2. Find if and where its derivative equals 0.
– The function is `f(x,y) =xy`, and after setting x=y it becomes `f(x)=x^2`.
– The derivative is: `f'(x)=2x`.
– The derivative equals 0 when `x=0`.
3. We will check using the second derivative if this is an extreme point and which one? (maximum or minimum). – The result: `f”(x)=2` (a convex curve, whose slopes increase by 2). – And the conclusion: this is a minimal extreme point. We find the partner of `x=0` on line (1). The result: `0= y (y=x)`. That is, the strip reaches a minimum above the coordinate point (0,0) and the height of the function at the minimal extreme point is 0. — ### Example 4 We are looking for an extreme point for the (spatial) function `f(x,y)=xy` from the previous example, but under a different constraint. The constraint is that the spatial function is relevant only for values of y that satisfy the equation `y=4-x`. In other words, the function is relevant only when the partner of each x is `[4-x] `. In the following diagram, the diagonal line (1) shows all pairs that satisfy the constraint.
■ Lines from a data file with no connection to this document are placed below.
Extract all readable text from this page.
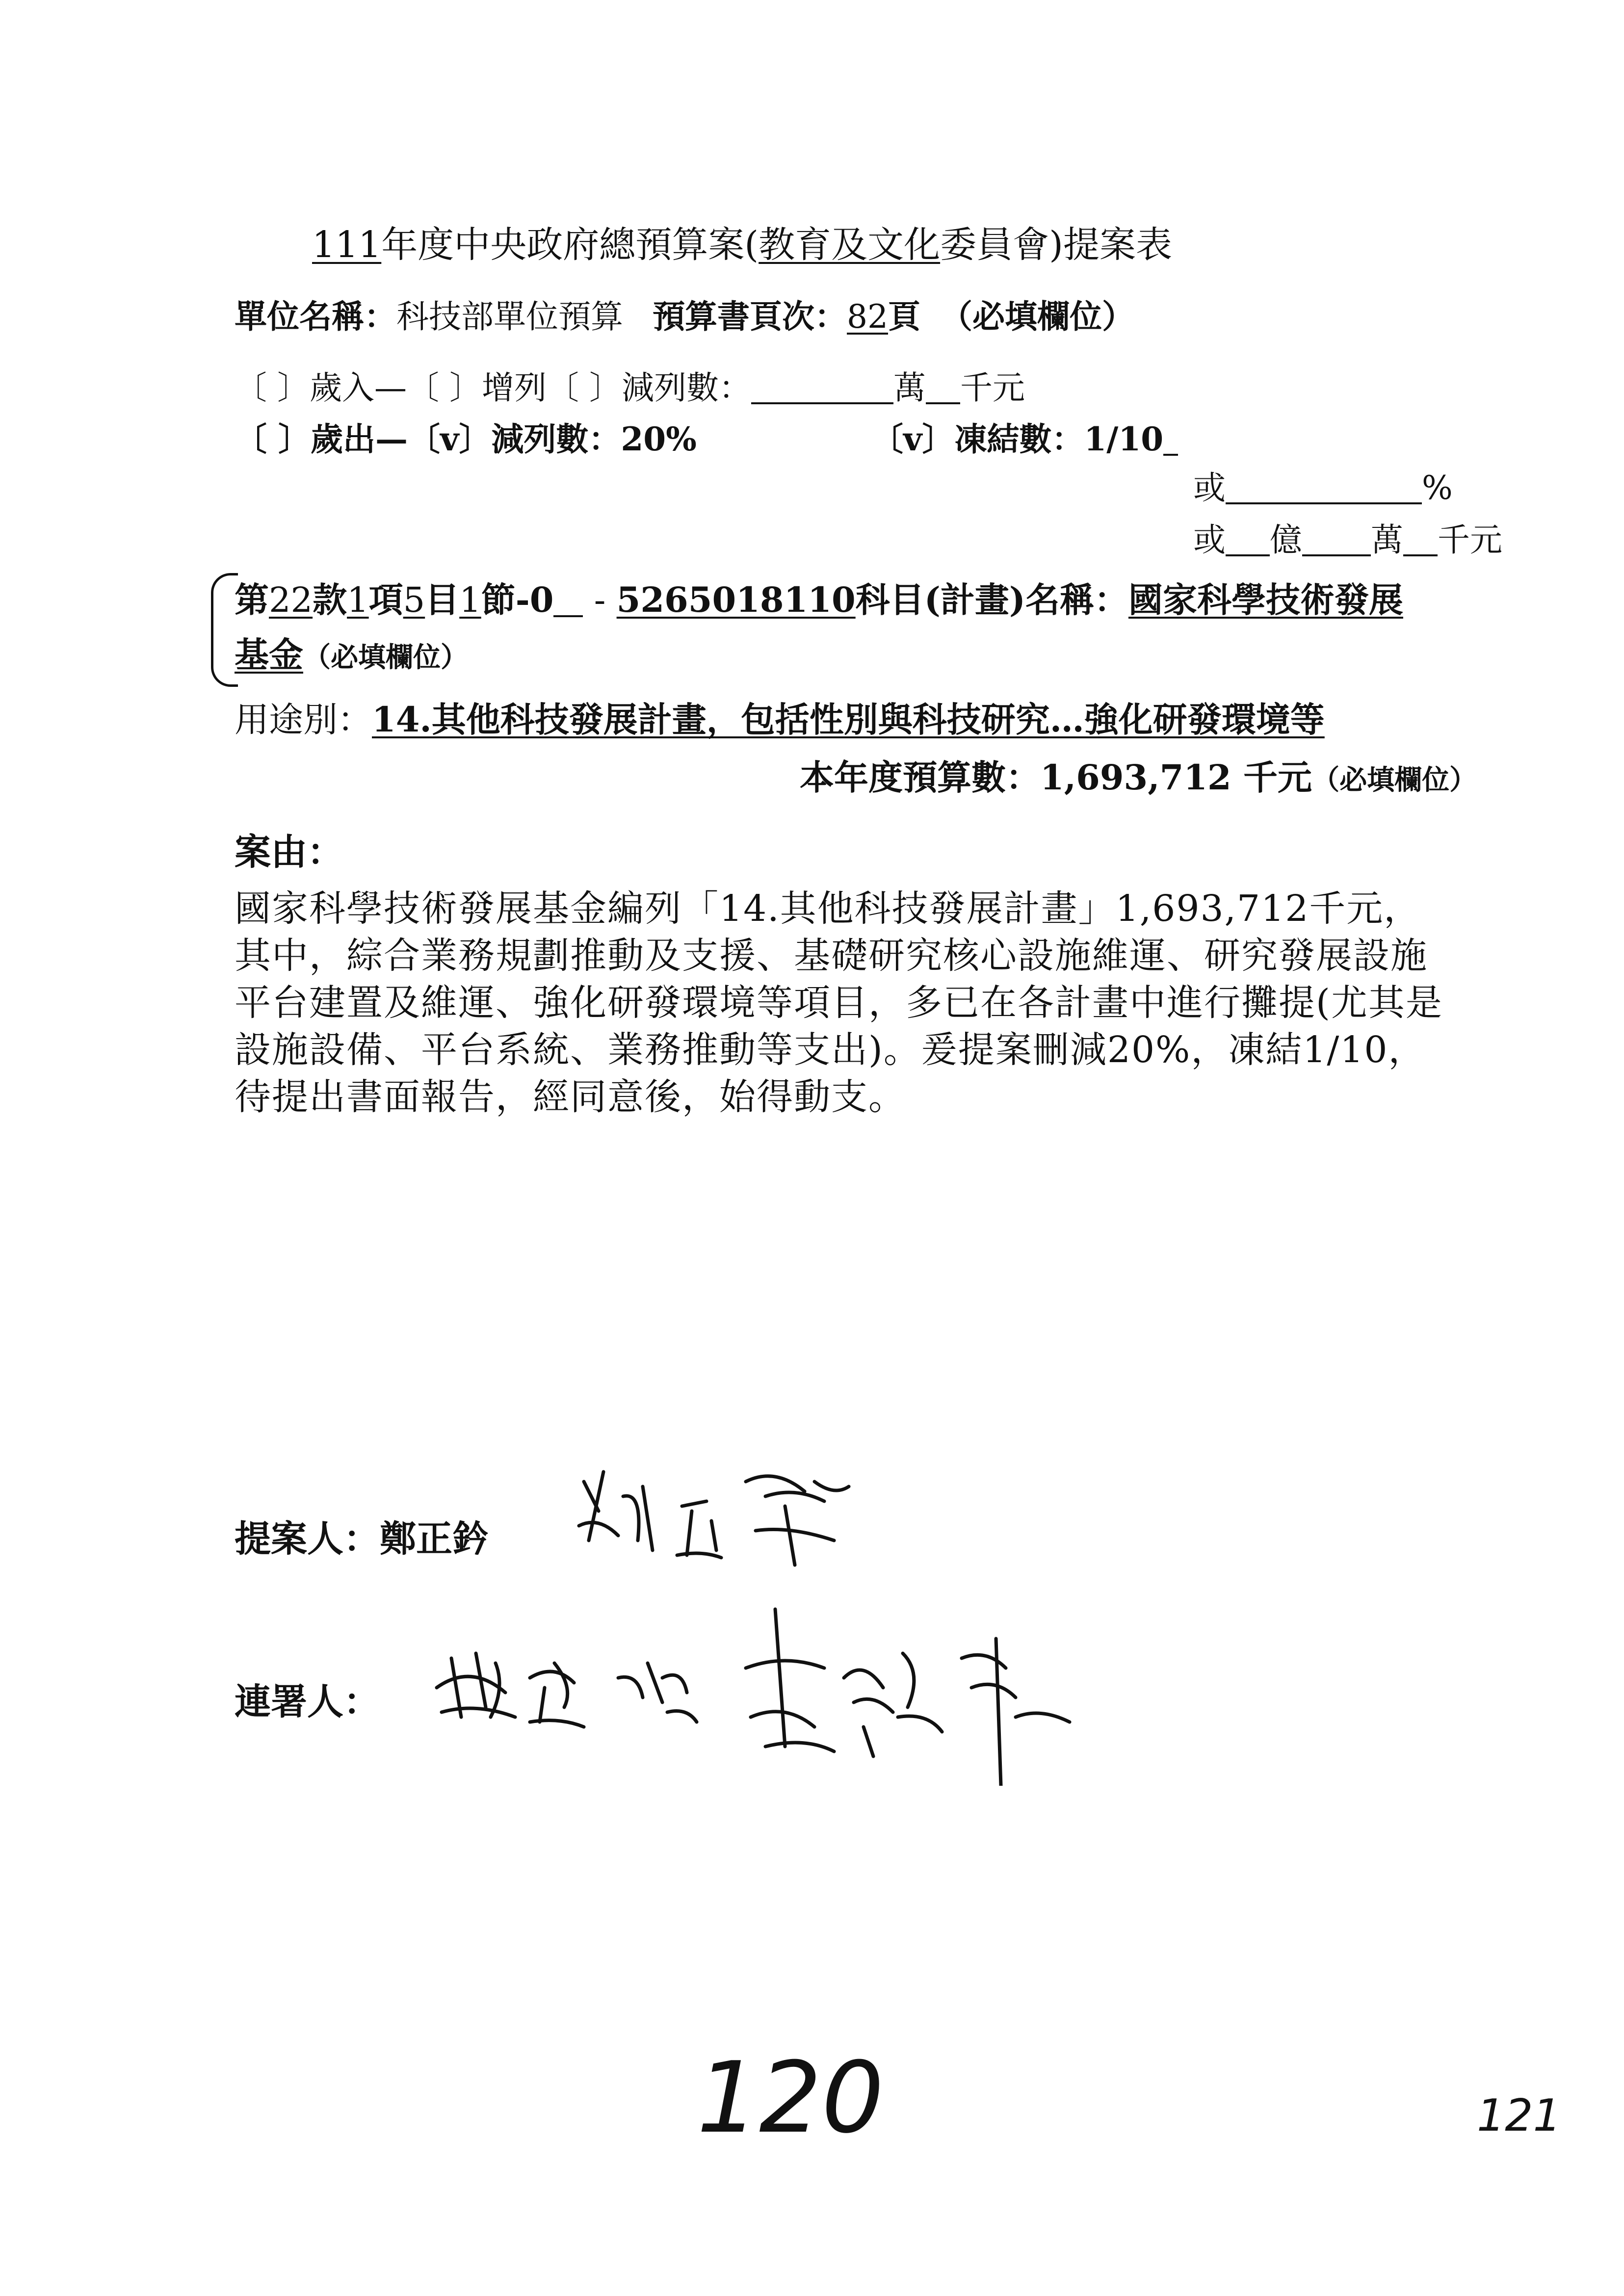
111年度中央政府總預算案(教育及文化委員會)提案表
單位名稱：科技部單位預算 預算書頁次：82頁 （必填欄位）
〔 〕歲入—〔 〕增列〔 〕減列數：	萬 千元
〔 〕歲出—〔v〕減列數：20%	〔v〕凍結數：1/10
或	%
或 億 萬 千元
第22款1項5目1節-0 - 5265018110科目(計畫)名稱：國家科學技術發展
基金（必填欄位）
用途別：14.其他科技發展計畫，包括性別與科技研究…強化研發環境等
本年度預算數：1,693,712 千元（必填欄位）
案由：
國家科學技術發展基金編列「14.其他科技發展計畫」1,693,712千元，其中，綜合業務規劃推動及支援、基礎研究核心設施維運、研究發展設施平台建置及維運、強化研發環境等項目，多已在各計畫中進行攤提(尤其是設施設備、平台系統、業務推動等支出)。爰提案刪減20%，凍結1/10，待提出書面報告，經同意後，始得動支。
提案人：鄭正鈐
連署人：
120	121
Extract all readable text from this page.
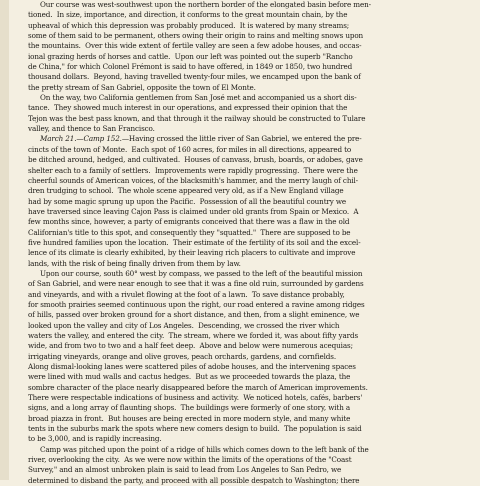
Our course was west-southwest upon the northern border of the elongated basin before men-
tioned.  In size, importance, and direction, it conforms to the great mountain chain, by the
upheaval of which this depression was probably produced.  It is watered by many streams;
some of them said to be permanent, others owing their origin to rains and melting snows upon
the mountains.  Over this wide extent of fertile valley are seen a few adobe houses, and occas-
ional grazing herds of horses and cattle.  Upon our left was pointed out the superb "Rancho
de China," for which Colonel Frémont is said to have offered, in 1849 or 1850, two hundred
thousand dollars.  Beyond, having travelled twenty-four miles, we encamped upon the bank of
the pretty stream of San Gabriel, opposite the town of El Monte.
On the way, two California gentlemen from San José met and accompanied us a short dis-
tance.  They showed much interest in our operations, and expressed their opinion that the
Tejon was the best pass known, and that through it the railway should be constructed to Tulare
valley, and thence to San Francisco.
March 21.—Camp 152.—Having crossed the little river of San Gabriel, we entered the pre-
cincts of the town of Monte.  Each spot of 160 acres, for miles in all directions, appeared to
be ditched around, hedged, and cultivated.  Houses of canvass, brush, boards, or adobes, gave
shelter each to a family of settlers.  Improvements were rapidly progressing.  There were the
cheerful sounds of American voices, of the blacksmith's hammer, and the merry laugh of chil-
dren trudging to school.  The whole scene appeared very old, as if a New England village
had by some magic sprung up upon the Pacific.  Possession of all the beautiful country we
have traversed since leaving Cajon Pass is claimed under old grants from Spain or Mexico.  A
few months since, however, a party of emigrants conceived that there was a flaw in the old
Californian's title to this spot, and consequently they "squatted."  There are supposed to be
five hundred families upon the location.  Their estimate of the fertility of its soil and the excel-
lence of its climate is clearly exhibited, by their leaving rich placers to cultivate and improve
lands, with the risk of being finally driven from them by law.
Upon our course, south 60° west by compass, we passed to the left of the beautiful mission
of San Gabriel, and were near enough to see that it was a fine old ruin, surrounded by gardens
and vineyards, and with a rivulet flowing at the foot of a lawn.  To save distance probably,
for smooth prairies seemed continuous upon the right, our road entered a ravine among ridges
of hills, passed over broken ground for a short distance, and then, from a slight eminence, we
looked upon the valley and city of Los Angeles.  Descending, we crossed the river which
waters the valley, and entered the city.  The stream, where we forded it, was about fifty yards
wide, and from two to two and a half feet deep.  Above and below were numerous acequias;
irrigating vineyards, orange and olive groves, peach orchards, gardens, and cornfields.
Along dismal-looking lanes were scattered piles of adobe houses, and the intervening spaces
were lined with mud walls and cactus hedges.  But as we proceeded towards the plaza, the
sombre character of the place nearly disappeared before the march of American improvements.
There were respectable indications of business and activity.  We noticed hotels, cafés, barbers'
signs, and a long array of flaunting shops.  The buildings were formerly of one story, with a
broad piazza in front.  But houses are being erected in more modern style, and many white
tents in the suburbs mark the spots where new comers design to build.  The population is said
to be 3,000, and is rapidly increasing.
Camp was pitched upon the point of a ridge of hills which comes down to the left bank of the
river, overlooking the city.  As we were now within the limits of the operations of the "Coast
Survey," and an almost unbroken plain is said to lead from Los Angeles to San Pedro, we
determined to disband the party, and proceed with all possible despatch to Washington; there
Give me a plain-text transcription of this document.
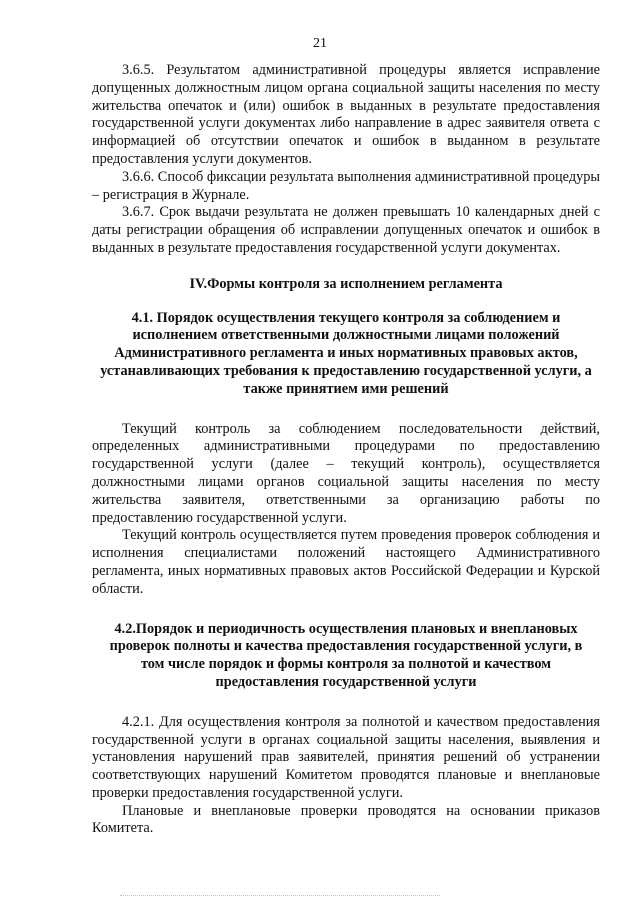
21

3.6.5. Результатом административной процедуры является исправление допущенных должностным лицом органа социальной защиты населения по месту жительства опечаток и (или) ошибок в выданных в результате предоставления государственной услуги документах либо направление в адрес заявителя ответа с информацией об отсутствии опечаток и ошибок в выданном в результате предоставления услуги документов.

3.6.6. Способ фиксации результата выполнения административной процедуры – регистрация в Журнале.

3.6.7. Срок выдачи результата не должен превышать 10 календарных дней с даты регистрации обращения об исправлении допущенных опечаток и ошибок в выданных в результате предоставления государственной услуги документах.

IV.Формы контроля за исполнением регламента
4.1. Порядок осуществления текущего контроля за соблюдением и исполнением ответственными должностными лицами положений Административного регламента и иных нормативных правовых актов, устанавливающих требования к предоставлению государственной услуги, а также принятием ими решений

Текущий контроль за соблюдением последовательности действий, определенных административными процедурами по предоставлению государственной услуги (далее – текущий контроль), осуществляется должностными лицами органов социальной защиты населения по месту жительства заявителя, ответственными за организацию работы по предоставлению государственной услуги.

Текущий контроль осуществляется путем проведения проверок соблюдения и исполнения специалистами положений настоящего Административного регламента, иных нормативных правовых актов Российской Федерации и Курской области.

4.2.Порядок и периодичность осуществления плановых и внеплановых проверок полноты и качества предоставления государственной услуги, в том числе порядок и формы контроля за полнотой и качеством предоставления государственной услуги

4.2.1. Для осуществления контроля за полнотой и качеством предоставления государственной услуги в органах социальной защиты населения, выявления и установления нарушений прав заявителей, принятия решений об устранении соответствующих нарушений Комитетом проводятся плановые и внеплановые проверки предоставления государственной услуги.

Плановые и внеплановые проверки проводятся на основании приказов Комитета.
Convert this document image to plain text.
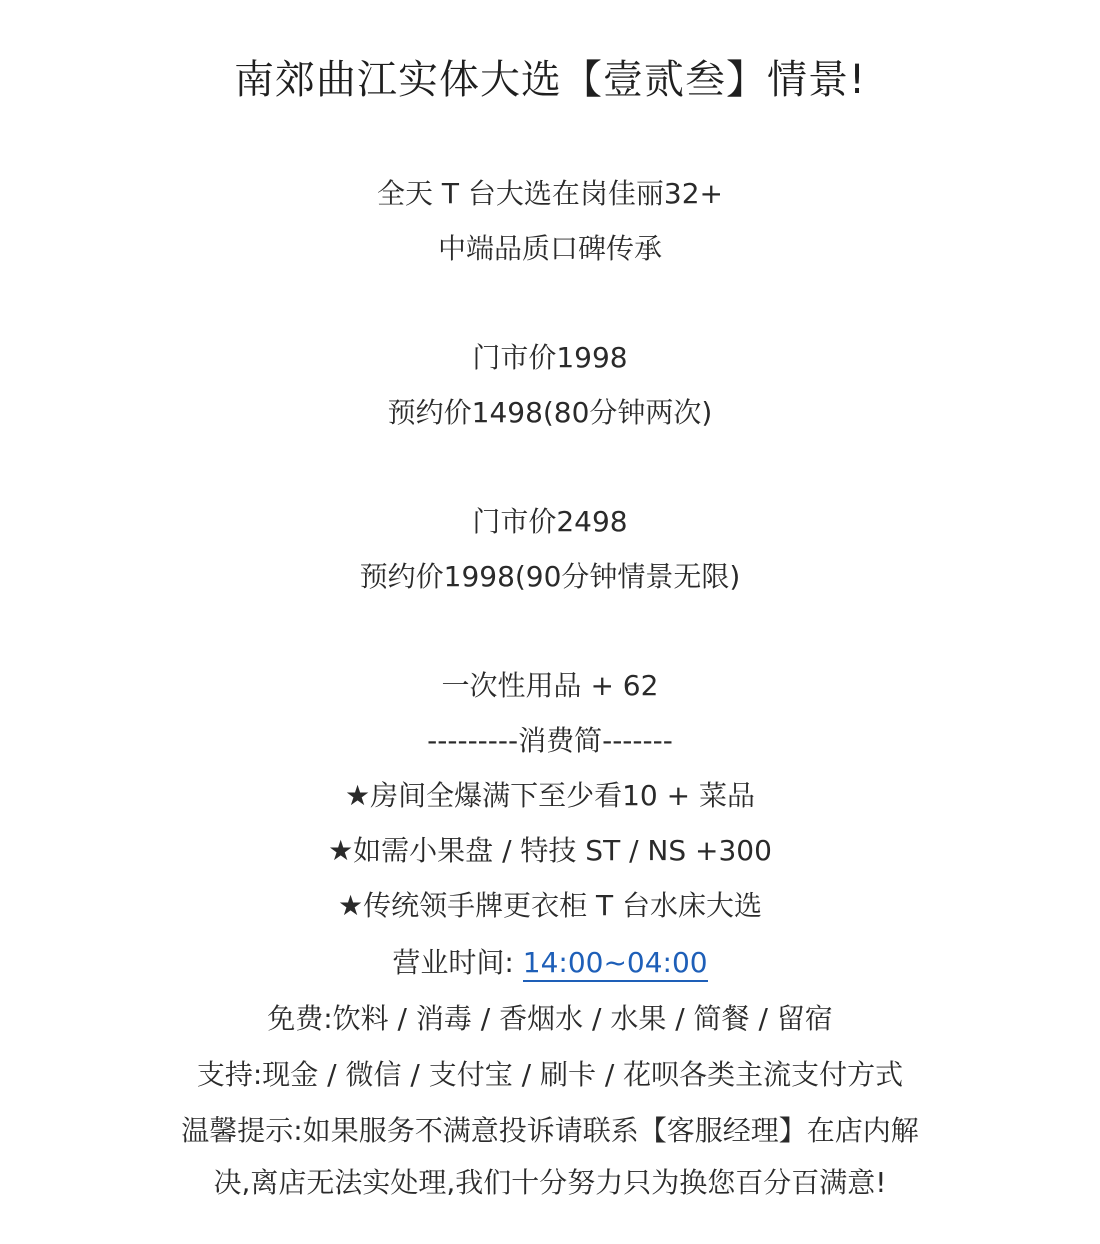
南郊曲江实体大选【壹贰叁】情景!
全天 T 台大选在岗佳丽32+
中端品质口碑传承
门市价1998
预约价1498(80分钟两次)
门市价2498
预约价1998(90分钟情景无限)
一次性用品 + 62
---------消费简-------
★房间全爆满下至少看10 + 菜品
★如需小果盘 / 特技 ST / NS +300
★传统领手牌更衣柜 T 台水床大选
营业时间: 14:00~04:00
免费:饮料 / 消毒 / 香烟水 / 水果 / 简餐 / 留宿
支持:现金 / 微信 / 支付宝 / 刷卡 / 花呗各类主流支付方式
温馨提示:如果服务不满意投诉请联系【客服经理】在店内解
决,离店无法实处理,我们十分努力只为换您百分百满意!
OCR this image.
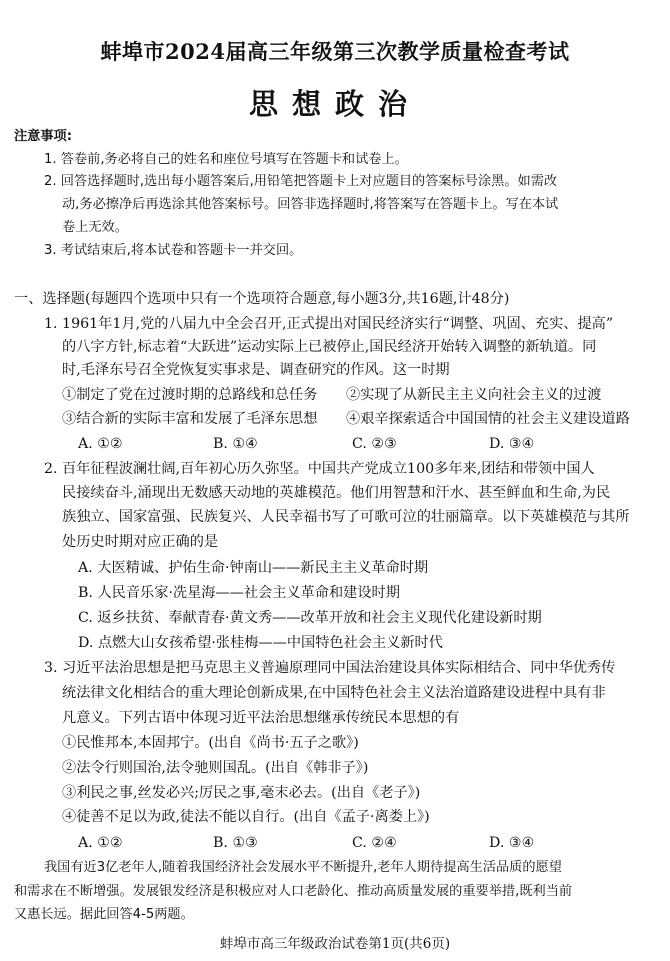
蚌埠市2024届高三年级第三次教学质量检查考试
思想政治
注意事项:
1. 答卷前,务必将自己的姓名和座位号填写在答题卡和试卷上。
2. 回答选择题时,选出每小题答案后,用铅笔把答题卡上对应题目的答案标号涂黑。如需改
动,务必擦净后再选涂其他答案标号。回答非选择题时,将答案写在答题卡上。写在本试
卷上无效。
3. 考试结束后,将本试卷和答题卡一并交回。
一、选择题(每题四个选项中只有一个选项符合题意,每小题3分,共16题,计48分)
1. 1961年1月,党的八届九中全会召开,正式提出对国民经济实行“调整、巩固、充实、提高”
的八字方针,标志着“大跃进”运动实际上已被停止,国民经济开始转入调整的新轨道。同
时,毛泽东号召全党恢复实事求是、调查研究的作风。这一时期
①制定了党在过渡时期的总路线和总任务 ②实现了从新民主主义向社会主义的过渡
③结合新的实际丰富和发展了毛泽东思想 ④艰辛探索适合中国国情的社会主义建设道路
A. ①②	B. ①④	C. ②③	D. ③④
2. 百年征程波澜壮阔,百年初心历久弥坚。中国共产党成立100多年来,团结和带领中国人
民接续奋斗,涌现出无数感天动地的英雄模范。他们用智慧和汗水、甚至鲜血和生命,为民
族独立、国家富强、民族复兴、人民幸福书写了可歌可泣的壮丽篇章。以下英雄模范与其所
处历史时期对应正确的是
A. 大医精诚、护佑生命·钟南山——新民主主义革命时期
B. 人民音乐家·冼星海——社会主义革命和建设时期
C. 返乡扶贫、奉献青春·黄文秀——改革开放和社会主义现代化建设新时期
D. 点燃大山女孩希望·张桂梅——中国特色社会主义新时代
3. 习近平法治思想是把马克思主义普遍原理同中国法治建设具体实际相结合、同中华优秀传
统法律文化相结合的重大理论创新成果,在中国特色社会主义法治道路建设进程中具有非
凡意义。下列古语中体现习近平法治思想继承传统民本思想的有
①民惟邦本,本固邦宁。(出自《尚书·五子之歌》)
②法令行则国治,法令驰则国乱。(出自《韩非子》)
③利民之事,丝发必兴;厉民之事,毫末必去。(出自《老子》)
④徒善不足以为政,徒法不能以自行。(出自《孟子·离娄上》)
A. ①②	B. ①③	C. ②④	D. ③④
我国有近3亿老年人,随着我国经济社会发展水平不断提升,老年人期待提高生活品质的愿望
和需求在不断增强。发展银发经济是积极应对人口老龄化、推动高质量发展的重要举措,既利当前
又惠长远。据此回答4-5两题。
蚌埠市高三年级政治试卷第1页(共6页)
#### Finding an extremum 1. The function has no starting and ending point.
2. Find if and where its derivative equals 0.
– The derivative is: `f'(x) = 4-2x`
– The derivative equals 0 when `x=2`.
3. We will check using the second derivative whether this is an extreme point and which one?
– The result: `f”(x) = -2` (a concave curve, whose slopes decrease by 2).
– And the conclusion: a maximum extreme point. At about `x=2` the function is at a maximum extreme point. We find the partner of x=2 on line (1) in the space of the axes. The result is `y=4-2=2`. That is, the strip reaches a maximum above the coordinate point (2,2) (point A in the previous diagram, viewed from above).